Chronology Current Month Current Thread Current Date
[Year List] [Month List (current year)] [Date Index] [Thread Index] [Thread Prev] [Thread Next] [Date Prev] [Date Next]

Re: [Phys-l] experimentation 101



I agree with almost everything John Denker has said. Graphical presentation (scatter plot) definitely. "Boo" to 2 or 3 sf's. An "intro to statistics" book (Triola) would say to use 5 (1 more than the data). Analysis of the variation would be an essential part of reporting this.

My question comes with "The rule is simple: Data is data." Not really. Data, as John presents it, is an interpreted measurement. The simplest rule is "the system is what it is." Every measurement I (or you) make is based on use of the measuring instrument plus interpretation of the extent of the system. This "data" that has been given is really six different interpretations of the hall. Are there 6 students, each doing 1, are there 2 students sharing the work, are there 10 students allowing one to take 6 measurements? That is critical, and that is an interpretation that affects the measurements. These measurements are not without bias, and measurements taken incorrectly don't accurately describe the system. If you know some facts about the system (the length of the hall does not change with time), the large variation definitely points to poor technique or poor instrumentation. If one didn't know have any a priori system information, throwing away outliers is definitely a bad thing to do.

JD goes on to reinforce what I've said by giving his examples: the data have resulted from circumstances, interpretations, and measurements that require further investigation. If the investigation results in finding that the measurement instrument was incorrectly used (including miscalibration), the "data" should be discarded (all of it) and the experiment done again (which I believe should have been done here, with both collections being reported).

My example: I was involved in a building project in which we were building roof trusses on-site.

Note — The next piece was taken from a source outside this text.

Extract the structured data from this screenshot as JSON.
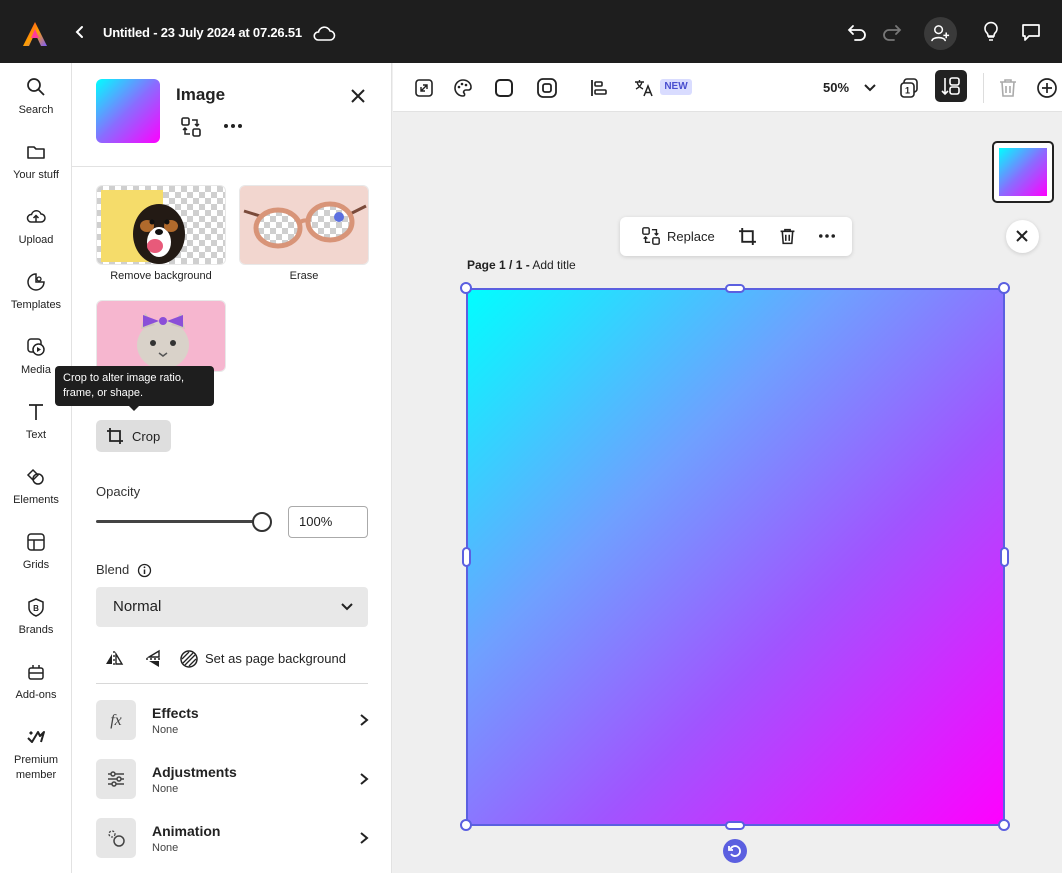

We measured the width of the building in several places with consistent results. The pattern pieces were made, the pieces cut, the trusses built (yeah...stupid). When we set first one, it was short (didn't hang over the edge enough). We measured the truss, remeasured the width, got the same data. Decided to use a different measuring device and got 1 foot wider. What?! Put the devices side-by-side and then noticed that the first one had a 1-foot leader section, then "zero" started over. The crew chief then got some snips and cut the 1-foot leader off. Lesson: Always learn where "zero" is. Thankfully, we were able to nail extensions to the trusses and use them. We should have thrown out all the data because the interpretation of the system was wrong.

JD, excuse me if what I've said sounds like nit-picking, but data is not fact; data is an interpretation of a system.

Thanks for the thoughtful question.
________________________________________
From: phys-l-bounces@carnot.physics.buffalo.edu [phys-l-bounces@carnot.physics.buffalo.edu] On Behalf Of John Denker [jsd@av8n.com]
Sent: Wednesday, July 14, 2010 3:27 PM
To: Forum for Physics Educators
Subject: Re: [Phys-l] experimentation 101

On 07/14/2010 11:48 AM, I wrote:
Here is an interesting question (not original with me):

A group of students are told to use a meter stick to find the length of a hallway.
They take 6 independent measurements (in cm) as follows: 440.2, 421.7, 434.5,
492.5, 437.2, 428.9 What result should they report? Explain your answer.

So, the actual questions for today are:

a) What result would you expect your students to report?
What explanation(s) would they give?

b) What result would *you* report in this situation?
What explanation would you give?


People often say I have a keen grasp of the obvious. I take it
as a complement, even when it is not intended as such. As the
saying goes, grasping the obvious is preferable to fumbling the
obvious.

In this case the obvious thing to do is .... report the data!
Also report whatever is known about the circumstances of the
measurement.

The data could be presented in tabular numerical form, and/or
in graphical form -- preferably both.

Anything that goes beyond this is not data, but rather /interpretation/
of the data. The rule is simple: data is data. Interpretation is
interpretation. Do not confuse data with intepretation.

According to reference /1/, here's the procedure that is "most
correct according to expert opinion":

a) The students were supposed to notice that 5 of the 6 measurements
are clustered "near" 432.5 while the remaining measurement is an
"outlier".
b) They were supposed to discard the outlier.
c) They were supposed to take the average of the 5 remaining numbers.
d) They were supposed to express the average using 2 or 3 sig figs.
(Don't ask me why the "experts" could not agree whether 2 or 3
sig figs were required; I would have thought that sig figs were
vague enough already, with no need to increase the slack....)
e) Preferably they would also report the uncertainty explicitly.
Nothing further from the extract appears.